Alma terhempas cukup jauh, menabrak bangunan kayu yang terbakar hingga tubuhnya terselip ke dalam salah satu ruangan. Beberapa potongan kayu menancap di perut dan tangan kirinya, mengoyak daging halusnya yang mulai mengalirkan sejumlah darah dan langsung mengotori lantai kayu itu.

"Dasar makhluk bodoh." Alma mendecakkan lidah karena kesal seraya mencabut benda-benda tajam yang mengoyak tubuhnya. Sosok kecilnya menyandar di dinding bangunan tersebut. Dia seakan tak peduli dengan luka terbuka di tangan kirinya yang membuat sedikit tulang putihnya bersentuhan dengan udara.

Majikannya menginginkan agar Alma mendapatkan pesona yang baik saat mereka tiba di kota. Hal ini bertujuan agar Alma bisa cepat naik peringkat saat mendaftarkan diri di guild petualang dan mendapat prioritas jika ada informasi penting tentang dunia ini.
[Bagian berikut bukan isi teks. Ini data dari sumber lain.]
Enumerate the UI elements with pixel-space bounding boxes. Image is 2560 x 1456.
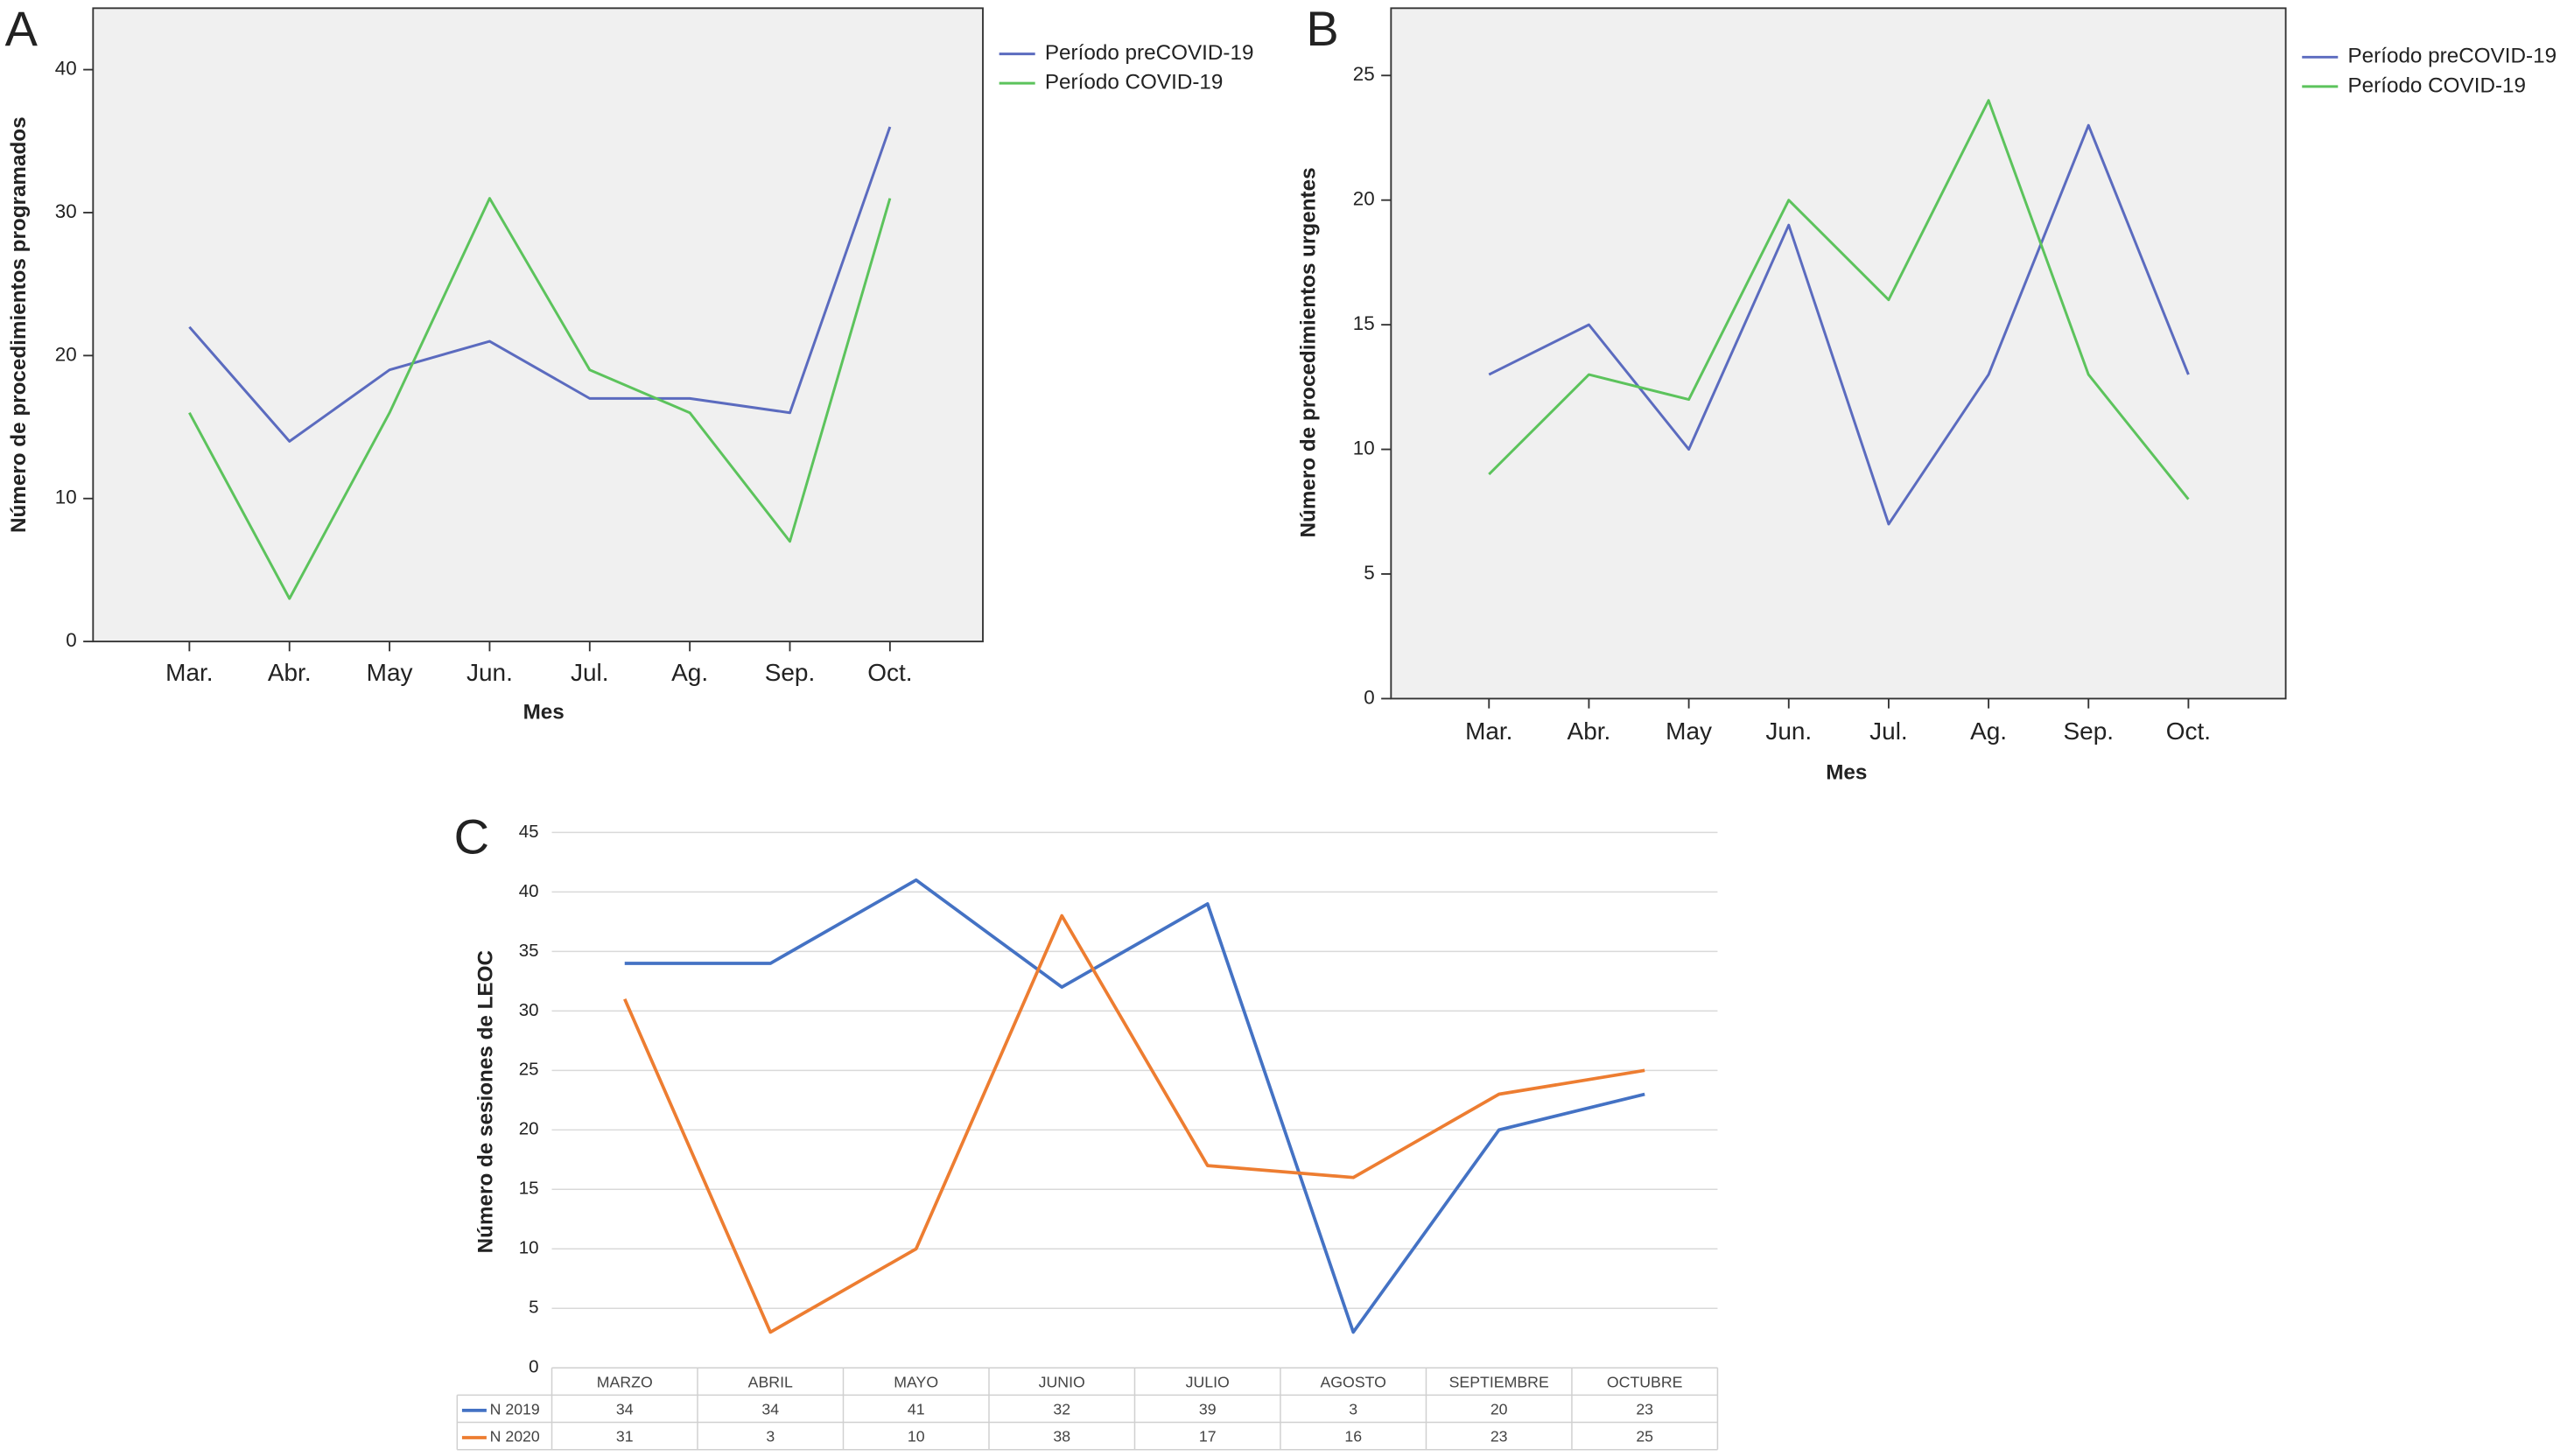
table-cell: 17 (1199, 1428, 1217, 1446)
y-tick-label: 5 (529, 1298, 538, 1318)
x-tick-label: Abr. (1568, 718, 1611, 745)
table-cell: 39 (1199, 1401, 1217, 1418)
table-cell: 25 (1636, 1428, 1653, 1446)
x-tick-label: Oct. (2166, 718, 2211, 745)
table-header: MARZO (597, 1373, 653, 1390)
legend-label: N 2019 (490, 1401, 540, 1418)
series-line (1488, 123, 2190, 526)
table-cell: 41 (908, 1401, 925, 1418)
series-line (1488, 99, 2190, 500)
x-tick-label: Mar. (165, 659, 213, 686)
table-header: AGOSTO (1320, 1373, 1386, 1390)
y-tick-label: 20 (55, 343, 77, 365)
y-tick-label: 20 (519, 1119, 539, 1139)
y-tick-label: 10 (1353, 437, 1375, 458)
table-cell: 38 (1053, 1428, 1070, 1446)
panel-label: C (454, 808, 489, 864)
y-axis-label: Número de procedimientos programados (7, 116, 31, 533)
y-tick-label: 25 (519, 1060, 539, 1080)
y-tick-label: 0 (66, 629, 76, 651)
y-tick-label: 35 (519, 941, 539, 961)
y-tick-label: 45 (519, 822, 539, 842)
x-tick-label: Ag. (671, 659, 708, 686)
x-tick-label: Jun. (466, 659, 513, 686)
x-tick-label: May (1666, 718, 1712, 745)
y-tick-label: 15 (519, 1179, 539, 1199)
table-cell: 32 (1053, 1401, 1070, 1418)
table-header: JULIO (1186, 1373, 1230, 1390)
y-axis-label: Número de procedimientos urgentes (1296, 167, 1320, 537)
x-tick-label: Jul. (571, 659, 609, 686)
y-tick-label: 40 (55, 58, 77, 80)
x-tick-label: Jun. (1765, 718, 1812, 745)
series-line (624, 878, 1645, 1334)
table-header: SEPTIEMBRE (1449, 1373, 1549, 1390)
table-cell: 20 (1490, 1401, 1508, 1418)
y-tick-label: 30 (519, 1000, 539, 1020)
y-tick-label: 0 (529, 1357, 538, 1377)
legend-label: Período preCOVID-19 (1045, 41, 1254, 65)
y-tick-label: 15 (1353, 312, 1375, 334)
legend-label: Período COVID-19 (2347, 74, 2526, 97)
x-tick-label: Oct. (867, 659, 912, 686)
table-cell: 34 (761, 1401, 779, 1418)
x-axis-label: Mes (523, 701, 565, 724)
y-tick-label: 25 (1353, 63, 1375, 85)
x-tick-label: Ag. (1970, 718, 2007, 745)
series-line (188, 197, 892, 600)
x-axis-label: Mes (1826, 761, 1867, 785)
table-header: MAYO (894, 1373, 938, 1390)
y-tick-label: 20 (1353, 188, 1375, 210)
table-header: ABRIL (748, 1373, 793, 1390)
legend-label: Período COVID-19 (1045, 71, 1224, 94)
table-cell: 16 (1344, 1428, 1362, 1446)
table-cell: 10 (908, 1428, 925, 1446)
x-tick-label: Sep. (2063, 718, 2114, 745)
table-header: OCTUBRE (1607, 1373, 1683, 1390)
table-header: JUNIO (1039, 1373, 1085, 1390)
y-tick-label: 10 (519, 1238, 539, 1258)
y-tick-label: 30 (55, 200, 77, 222)
y-tick-label: 0 (1364, 686, 1374, 708)
table-cell: 23 (1636, 1401, 1653, 1418)
table-cell: 3 (766, 1428, 775, 1446)
panel-label: A (5, 1, 39, 56)
table-cell: 31 (616, 1428, 634, 1446)
legend-label: Período preCOVID-19 (2347, 45, 2556, 68)
legend-label: N 2020 (490, 1428, 540, 1446)
x-tick-label: Mar. (1465, 718, 1512, 745)
series-line (623, 914, 1645, 1334)
x-tick-label: Jul. (1869, 718, 1908, 745)
series-line (188, 126, 892, 443)
table-cell: 23 (1490, 1428, 1508, 1446)
x-tick-label: Abr. (268, 659, 312, 686)
y-tick-label: 5 (1364, 562, 1374, 584)
plot-area (92, 7, 984, 643)
x-tick-label: May (367, 659, 413, 686)
y-tick-label: 40 (519, 881, 539, 901)
table-cell: 34 (616, 1401, 634, 1418)
panel-label: B (1306, 1, 1338, 56)
plot-area (1390, 7, 2287, 700)
y-axis-label: Número de sesiones de LEOC (473, 950, 497, 1253)
y-tick-label: 10 (55, 486, 77, 508)
data-table: MARZO ABRIL MAYO JUNIO JULIO AGOSTO SEPTIEMBRE… (456, 1367, 1719, 1451)
x-tick-label: Sep. (765, 659, 816, 686)
table-cell: 3 (1349, 1401, 1357, 1418)
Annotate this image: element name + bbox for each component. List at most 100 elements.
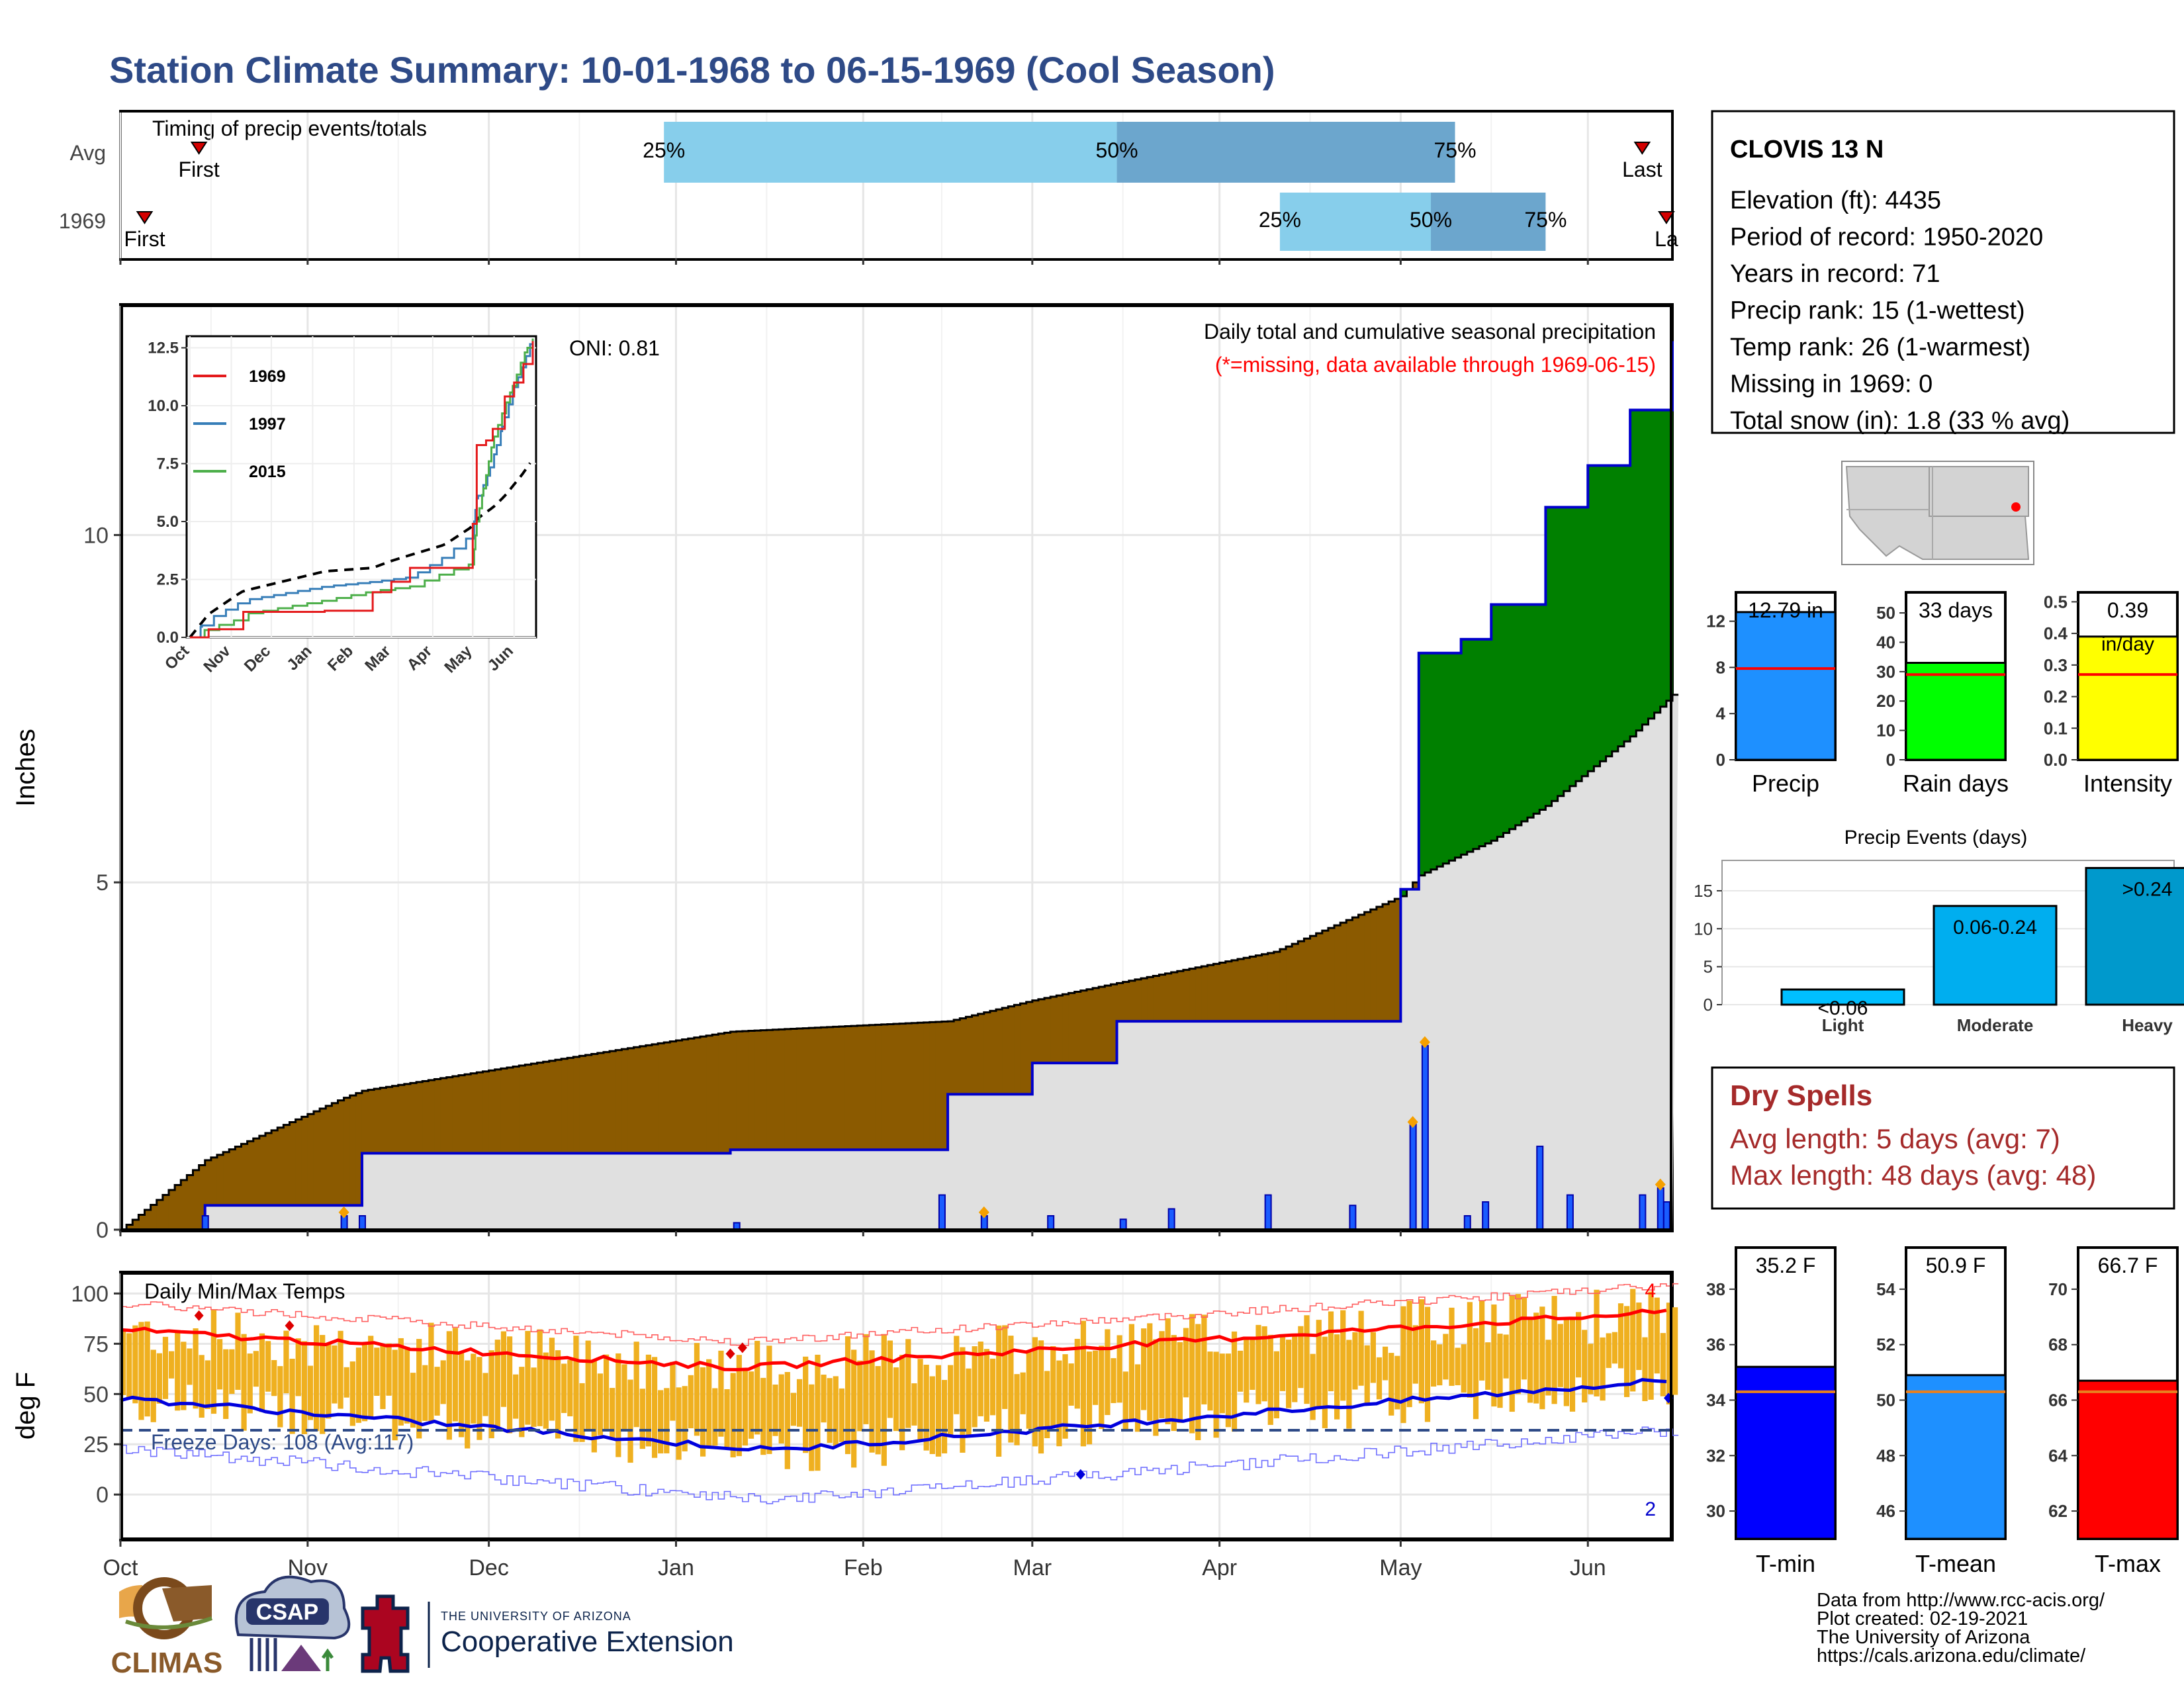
daily-temp-bar	[1509, 1295, 1515, 1412]
summary-bar-value: 50.9 F	[1926, 1254, 1986, 1277]
summary-bar-tick-label: 54	[1876, 1279, 1895, 1299]
summary-bar-tick-label: 38	[1706, 1279, 1725, 1299]
below-average-area	[1298, 941, 1305, 1022]
daily-temp-bar	[488, 1350, 494, 1439]
station-info-line: Years in record: 71	[1730, 260, 1940, 288]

Jadi, mereka memutuskan untuk menunjukan sedikit aksi antara dirinya dengan iblis yang merusak kota guna meraih gelar pahlawan penyelamat dan mengukir namanya di dalam sejarah kota ini.

"Jika semua orang mati, siapa yang akan menjadi saksi?!" Lagi-lagi Alma mengerang marah. "Monster itu bahkan merusak pakaian manis yang sudah susah payah aku pilih."

Alma memandangi kemeja hitamnya yang sedikit robek dan sangat kotor. Dia memilih pakaian itu saat dirinya berada di dalam gua para bandit. Menurutnya, ini adalah pakaian manusia terbaik dan sangat nyaman ketika dipakai. Oleh sebab itu, dia sangat mencintai pakaiannya.

Alma mulai bangkit berdiri tanpa mengalami kesulitan yang berarti. Rasa sakit yang dideritanya merupakan hal yang biasa bagi para iblis. Jadi, sejak awal sebenarnya dia sama sekali tidak terlalu kesakitan walaupun menurut sudut pandang manusia, gadis itu sudah bertarung mati-matian dan hampir meregang nyawa.

"Yah, aku harap ada penjahit yang masih hidup di kota ini." Dia bergumam dengan nada sedikit berharap kemudian melangkah keluar dari bangunan tua itu.